Background: Gastrin releasing peptide (GRP) and neuromedin B are bombesin (BN)-like peptides involved in regulating motility and inflammation in the gastrointestinal tract, which may be useful in treating inflammatory bowel disease (IBD). Three bombesin-like peptide receptors have been reported, but no studies have investigated their localisation in normal and inflamed human intestine.

Aim: To localise and characterise BN receptors in normal intestine and to see whether this is modified in IBD.

Methods: Full thickness intestinal tissue samples were collected from 13 patients with Crohn’s disease (CD), 11 with ulcerative colitis (UC), and 19 controls. BN receptor expression was characterised and quantified with storage phosphor autoradiography using BN, GRP, neuromedin B, and the synthetic analogue BN(6–14) as ligands.

Results: Only BN receptor type 2 (high affinity for GRP) was present in intestinal tissue. Minimal BN binding was detected in the mucosa. In normal colonic smooth muscle, mean BN binding was 336 fmol/g tissue in longitudinal muscle, including the myenteric plexus, and 71 fmol/g in circular muscle. In CD, colonic smooth muscle BN binding was significantly decreased (longitudinal muscle, 106; circular muscle, 19 fmol/g), in contrast to UC (377 and 62 fmol/g, respectively). In CD, a small (not significant) decrease was seen in ileal muscle compared with controls (111 v 169 and 18 v 32 fmol/g tissue for longitudinal and circular muscle, respectively).

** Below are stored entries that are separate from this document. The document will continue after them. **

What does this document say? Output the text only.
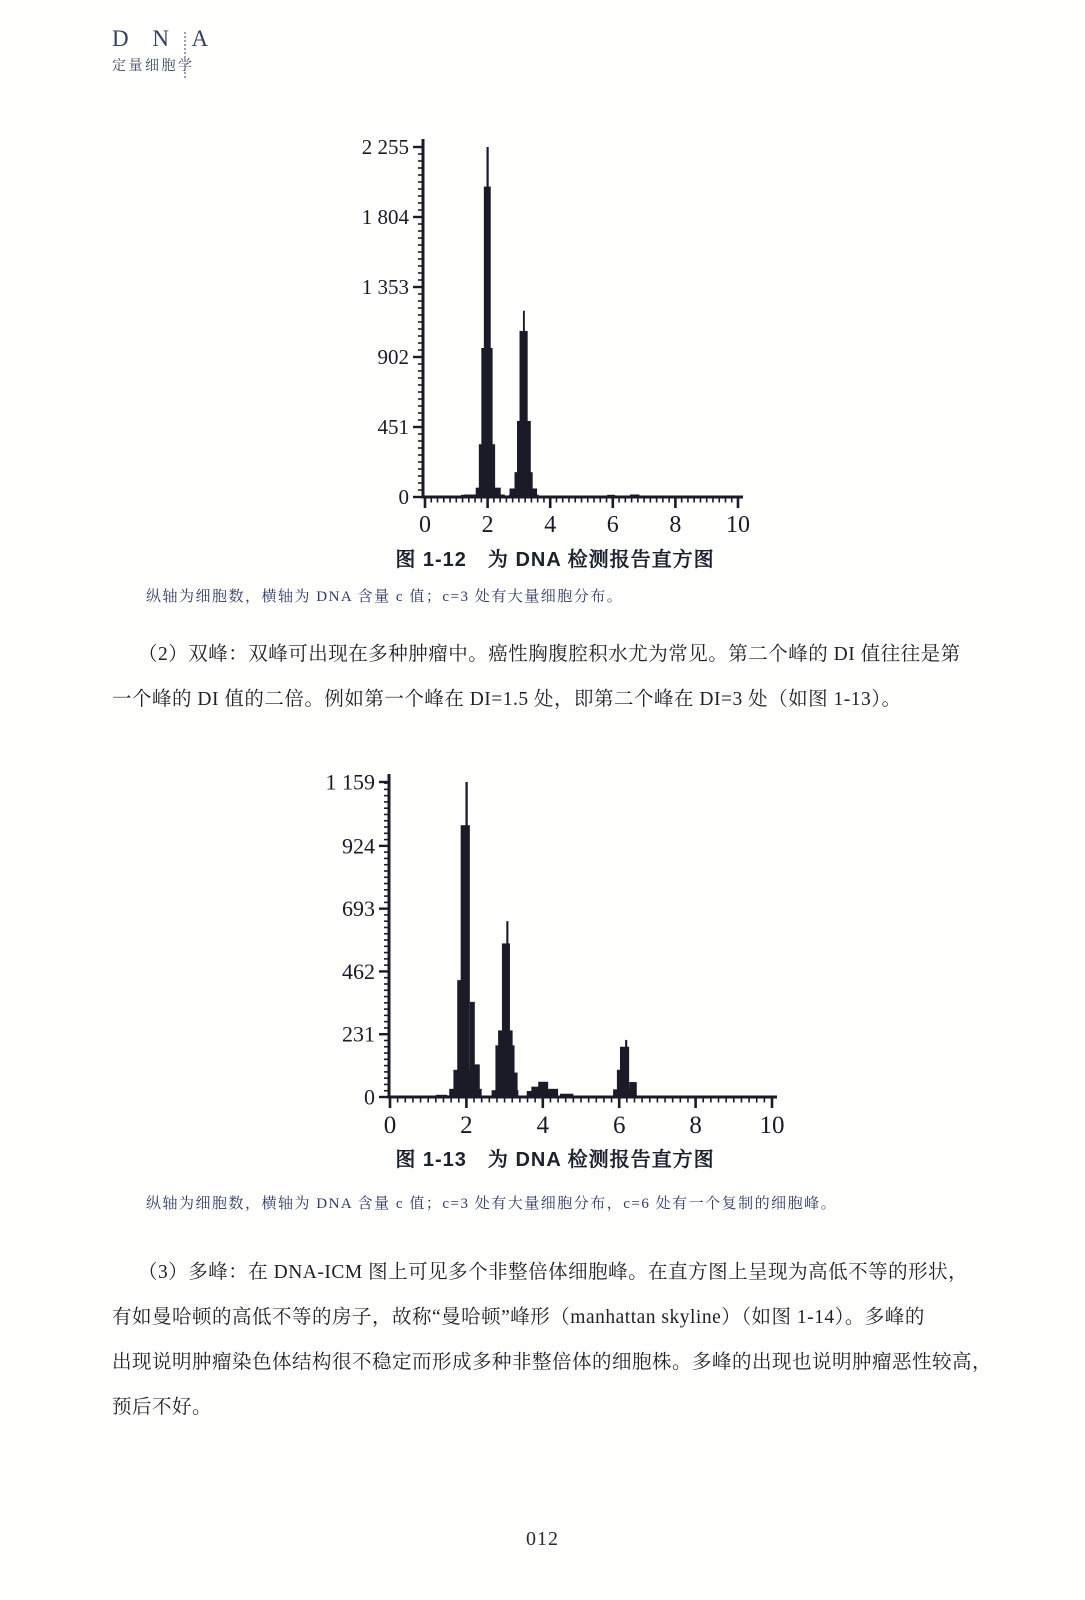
D N A
定量细胞学
0
451
902
1 353
1 804
2 255
0 2 4 6 8 10
图 1-12　为 DNA 检测报告直方图
纵轴为细胞数，横轴为 DNA 含量 c 值；c=3 处有大量细胞分布。
（2）双峰：双峰可出现在多种肿瘤中。癌性胸腹腔积水尤为常见。第二个峰的 DI 值往往是第
一个峰的 DI 值的二倍。例如第一个峰在 DI=1.5 处，即第二个峰在 DI=3 处（如图 1-13）。
0
231
462
693
924
1 159
0	2	4	6	8 10
图 1-13　为 DNA 检测报告直方图
纵轴为细胞数，横轴为 DNA 含量 c 值；c=3 处有大量细胞分布，c=6 处有一个复制的细胞峰。
（3）多峰：在 DNA-ICM 图上可见多个非整倍体细胞峰。在直方图上呈现为高低不等的形状，
有如曼哈顿的高低不等的房子，故称“曼哈顿”峰形（manhattan skyline）（如图 1-14）。多峰的
出现说明肿瘤染色体结构很不稳定而形成多种非整倍体的细胞株。多峰的出现也说明肿瘤恶性较高，
预后不好。
012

Conclusions: Only the GRP receptor is expressed in human intestine; expression is highest in longitudinal muscle and myenteric plexus of the colon. Expression is decreased in inflamed and non-inflamed colon of CD, but not in UC.

  • BN, bombesin
  • BN(6–14), [D-Phe6, β-Ala11, Phe13, Nle14]-bombesin(6–14)
  • BRS-3, bombesin receptor subtype 3
  • CD, Crohn’s disease
  • GRP, gastrin releasing peptide
  • IBD, inflammatory bowel disease
  • NMB, neuromedin B
  • TNBS, 2,4,6-trinitrobenzenesulfonic acid
  • UC, ulcerative colitis
  • bombesin receptor
  • inflammatory bowel disease
  • autoradiography

Statistics from

Bombesin (BN), a 14 amino acid peptide, was originally isolated from the skin of the amphibian Bombina bombina.1 Gastrin releasing peptide (GRP) and neuromedin B (NMB) belong to the BN-like peptide family in mammals.2 In the gastrointestinal tract, GRP is found in neurones in the human intestine and stomach. The highest amounts of NMB-like immunoreactivity are found in nerves in the circular smooth muscle of the oesophagus and rectum. Peptides from the BN family exert a variety of central and peripheral functions. In the gastrointestinal tract, they stimulate secretion from endocrine (gastrin, somatostatin) and exocrine cells (pancreas), exert direct effects on smooth muscle, and they have mitogenic effects.3,4 In vitro studies have shown that BN-like peptides also have immunoregulatory functions: GRP is a potent chemoattractant of macrophages and lymphocytes,5 and is also able to enhance the phagocytic process in macrophages6 and to stimulate cellular cytotoxicity and natural killer activity in human peripheral blood and lamina propria mononuclear cells.7–9

“In vitro studies have shown that bombesin-like peptides also have immunoregulatory functions”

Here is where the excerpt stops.